0

I have data with the following columns: lot, sublot, size, data. I have multiple lot(s) and each lot can have multiple sublot(s). Each sublot has size(s) of 1 to 4.

I have created a boxplot for this data using the following code:

df <- 
  readXL("Z:/R_Files/example.xlsx",
  rownames=FALSE, header=TRUE, na="", sheet="Sheet1", 
  stringsAsFactors=TRUE)

x11()
par(mar=c(10.1, 5.1, 4.1, 2.1))
boxplot(data ~ size*sublot*lot,
    xlab="", ylab="Data", main="Data by Size, Sublot, Lot",
    las=2,
    data=df)
title(xlab='Size.Sublot.Lot', line=9)

I wanted to use the boxfill command to color each boxplot based on the lot#. I have seen two solutions:

  1. create a vector and explicitly specify the colors to be used e.g. colr = c("red", "red", "red", .... "green", "green", "green", ... "blue"). The problem with this solution is that it requires me to know apriori the number of lots in df and number of times the color needs to be repeated.
  2. use "ifelse" statement. The problem with this solution is that (a) I need to know the number of lots and (b) I need to create multiple nested ifelse statements.

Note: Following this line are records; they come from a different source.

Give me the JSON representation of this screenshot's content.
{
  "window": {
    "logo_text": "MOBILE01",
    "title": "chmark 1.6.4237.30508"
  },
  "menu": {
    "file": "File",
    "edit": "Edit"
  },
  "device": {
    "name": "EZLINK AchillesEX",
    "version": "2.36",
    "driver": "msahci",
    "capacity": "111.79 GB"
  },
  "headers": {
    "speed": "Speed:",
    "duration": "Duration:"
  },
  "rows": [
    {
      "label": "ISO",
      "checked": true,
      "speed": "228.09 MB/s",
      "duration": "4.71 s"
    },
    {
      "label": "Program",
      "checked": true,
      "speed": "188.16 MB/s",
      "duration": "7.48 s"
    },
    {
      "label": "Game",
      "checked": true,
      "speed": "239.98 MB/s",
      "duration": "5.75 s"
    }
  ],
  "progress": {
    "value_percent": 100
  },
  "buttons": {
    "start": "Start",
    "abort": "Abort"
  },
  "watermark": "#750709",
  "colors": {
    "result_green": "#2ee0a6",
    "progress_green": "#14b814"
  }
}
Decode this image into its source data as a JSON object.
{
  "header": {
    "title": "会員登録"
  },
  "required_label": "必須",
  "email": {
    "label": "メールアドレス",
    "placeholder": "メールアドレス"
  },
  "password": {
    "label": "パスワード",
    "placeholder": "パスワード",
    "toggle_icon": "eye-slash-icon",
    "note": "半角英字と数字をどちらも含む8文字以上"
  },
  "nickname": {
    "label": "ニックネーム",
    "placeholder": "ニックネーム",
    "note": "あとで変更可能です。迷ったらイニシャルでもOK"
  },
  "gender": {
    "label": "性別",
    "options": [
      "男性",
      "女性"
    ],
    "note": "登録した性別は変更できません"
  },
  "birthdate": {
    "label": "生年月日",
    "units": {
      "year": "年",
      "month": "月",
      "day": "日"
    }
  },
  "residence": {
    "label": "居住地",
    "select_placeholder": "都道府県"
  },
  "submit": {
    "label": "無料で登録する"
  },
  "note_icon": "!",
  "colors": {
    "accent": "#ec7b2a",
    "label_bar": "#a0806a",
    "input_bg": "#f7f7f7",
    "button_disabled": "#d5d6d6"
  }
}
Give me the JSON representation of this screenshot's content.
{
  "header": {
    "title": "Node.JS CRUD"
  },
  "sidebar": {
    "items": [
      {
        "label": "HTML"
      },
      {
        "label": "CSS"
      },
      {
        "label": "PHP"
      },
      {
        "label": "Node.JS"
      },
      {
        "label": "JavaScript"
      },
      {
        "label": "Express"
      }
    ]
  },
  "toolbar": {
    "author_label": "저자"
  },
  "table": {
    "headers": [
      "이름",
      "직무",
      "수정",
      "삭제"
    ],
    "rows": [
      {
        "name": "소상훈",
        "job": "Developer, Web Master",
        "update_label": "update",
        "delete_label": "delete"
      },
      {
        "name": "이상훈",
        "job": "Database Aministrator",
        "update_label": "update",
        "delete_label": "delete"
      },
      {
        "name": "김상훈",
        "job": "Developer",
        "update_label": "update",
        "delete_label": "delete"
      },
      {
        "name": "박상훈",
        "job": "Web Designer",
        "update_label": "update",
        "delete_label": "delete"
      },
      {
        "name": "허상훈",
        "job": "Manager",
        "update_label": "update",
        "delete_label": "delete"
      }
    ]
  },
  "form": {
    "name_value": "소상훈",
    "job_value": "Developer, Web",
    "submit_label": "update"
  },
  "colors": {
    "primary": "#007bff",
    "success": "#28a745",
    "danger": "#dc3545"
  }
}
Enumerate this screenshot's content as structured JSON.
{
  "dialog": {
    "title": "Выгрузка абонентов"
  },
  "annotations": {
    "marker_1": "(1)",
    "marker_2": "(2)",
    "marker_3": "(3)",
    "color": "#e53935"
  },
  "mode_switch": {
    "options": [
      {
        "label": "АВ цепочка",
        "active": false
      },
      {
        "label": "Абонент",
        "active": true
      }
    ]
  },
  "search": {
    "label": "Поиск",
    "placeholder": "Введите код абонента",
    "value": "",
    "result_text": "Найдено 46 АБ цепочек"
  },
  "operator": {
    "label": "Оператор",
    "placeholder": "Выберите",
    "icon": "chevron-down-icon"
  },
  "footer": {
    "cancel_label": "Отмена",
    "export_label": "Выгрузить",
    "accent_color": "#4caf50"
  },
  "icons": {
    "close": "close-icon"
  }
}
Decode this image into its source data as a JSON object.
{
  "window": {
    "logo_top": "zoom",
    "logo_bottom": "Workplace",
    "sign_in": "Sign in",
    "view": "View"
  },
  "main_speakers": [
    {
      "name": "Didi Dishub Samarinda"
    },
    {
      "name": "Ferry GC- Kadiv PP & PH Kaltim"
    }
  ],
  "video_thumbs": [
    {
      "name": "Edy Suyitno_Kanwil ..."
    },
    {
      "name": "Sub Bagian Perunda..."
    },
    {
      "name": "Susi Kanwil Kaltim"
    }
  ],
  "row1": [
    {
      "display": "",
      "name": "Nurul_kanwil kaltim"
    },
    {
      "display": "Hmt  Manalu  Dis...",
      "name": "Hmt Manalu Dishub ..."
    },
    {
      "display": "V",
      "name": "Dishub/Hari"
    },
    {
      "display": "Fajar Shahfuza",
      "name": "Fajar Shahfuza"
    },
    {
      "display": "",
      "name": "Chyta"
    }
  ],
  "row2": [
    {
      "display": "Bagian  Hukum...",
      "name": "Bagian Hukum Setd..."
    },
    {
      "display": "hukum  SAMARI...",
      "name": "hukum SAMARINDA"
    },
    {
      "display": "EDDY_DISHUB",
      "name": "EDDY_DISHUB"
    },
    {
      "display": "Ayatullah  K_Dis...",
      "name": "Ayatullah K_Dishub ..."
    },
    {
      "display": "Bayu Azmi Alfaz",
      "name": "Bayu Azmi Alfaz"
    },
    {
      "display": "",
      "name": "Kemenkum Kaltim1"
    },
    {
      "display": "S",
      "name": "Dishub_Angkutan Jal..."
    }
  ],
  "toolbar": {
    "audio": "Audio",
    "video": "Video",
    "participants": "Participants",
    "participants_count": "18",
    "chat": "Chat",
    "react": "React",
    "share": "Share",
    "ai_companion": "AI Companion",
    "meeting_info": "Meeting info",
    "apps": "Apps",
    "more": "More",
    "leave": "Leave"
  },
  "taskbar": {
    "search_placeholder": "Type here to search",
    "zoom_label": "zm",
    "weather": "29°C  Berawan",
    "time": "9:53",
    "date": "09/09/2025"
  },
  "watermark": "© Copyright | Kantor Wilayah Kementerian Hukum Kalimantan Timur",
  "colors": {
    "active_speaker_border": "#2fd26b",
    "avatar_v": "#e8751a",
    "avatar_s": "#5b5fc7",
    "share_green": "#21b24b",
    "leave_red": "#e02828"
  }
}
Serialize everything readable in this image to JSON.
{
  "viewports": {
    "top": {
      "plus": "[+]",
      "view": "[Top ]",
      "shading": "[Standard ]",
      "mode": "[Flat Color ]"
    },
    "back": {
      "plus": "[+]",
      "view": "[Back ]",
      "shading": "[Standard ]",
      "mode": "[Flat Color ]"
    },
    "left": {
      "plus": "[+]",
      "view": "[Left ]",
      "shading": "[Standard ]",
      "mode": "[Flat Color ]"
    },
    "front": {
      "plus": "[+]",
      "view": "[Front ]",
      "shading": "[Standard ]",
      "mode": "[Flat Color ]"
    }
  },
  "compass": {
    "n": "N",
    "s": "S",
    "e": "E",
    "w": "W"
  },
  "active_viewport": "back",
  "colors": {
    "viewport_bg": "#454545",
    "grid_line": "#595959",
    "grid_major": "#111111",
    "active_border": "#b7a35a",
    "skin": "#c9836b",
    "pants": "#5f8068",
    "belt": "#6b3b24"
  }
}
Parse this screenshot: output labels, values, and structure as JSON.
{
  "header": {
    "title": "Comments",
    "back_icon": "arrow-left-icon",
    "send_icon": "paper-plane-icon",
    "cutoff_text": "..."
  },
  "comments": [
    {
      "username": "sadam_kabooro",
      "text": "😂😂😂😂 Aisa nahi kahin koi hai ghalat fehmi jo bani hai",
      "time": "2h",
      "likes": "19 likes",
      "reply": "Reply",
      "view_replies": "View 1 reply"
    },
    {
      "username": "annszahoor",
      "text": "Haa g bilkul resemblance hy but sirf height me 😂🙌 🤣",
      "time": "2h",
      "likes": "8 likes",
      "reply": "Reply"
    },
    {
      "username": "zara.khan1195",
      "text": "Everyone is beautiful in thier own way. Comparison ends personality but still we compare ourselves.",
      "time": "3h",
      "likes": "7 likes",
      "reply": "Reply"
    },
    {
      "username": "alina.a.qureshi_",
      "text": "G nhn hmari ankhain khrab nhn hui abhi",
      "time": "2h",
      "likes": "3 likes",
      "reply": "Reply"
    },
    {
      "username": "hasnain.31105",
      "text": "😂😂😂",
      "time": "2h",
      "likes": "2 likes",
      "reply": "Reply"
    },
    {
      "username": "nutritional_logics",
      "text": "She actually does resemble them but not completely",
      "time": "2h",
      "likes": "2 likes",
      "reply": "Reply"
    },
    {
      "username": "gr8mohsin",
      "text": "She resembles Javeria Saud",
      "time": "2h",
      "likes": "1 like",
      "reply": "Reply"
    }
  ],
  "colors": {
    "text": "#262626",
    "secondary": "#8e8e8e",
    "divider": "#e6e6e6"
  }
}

I would prefer to create a "dynamic" solution which creates the color vector based on the number of lot entries I have in my file.

I have tried to create:

uniqlot <- unique(df$lot)
colr <- palette(rainbow(length(uniqlot)))

but am stuck since the entries in the colr vector do not repeat for the number of unique combinations of size.sublot.lot. Note: I want all boxplots for lot ABC to be colored with one color, all boxplots for lot DEF to be colored with another color etc.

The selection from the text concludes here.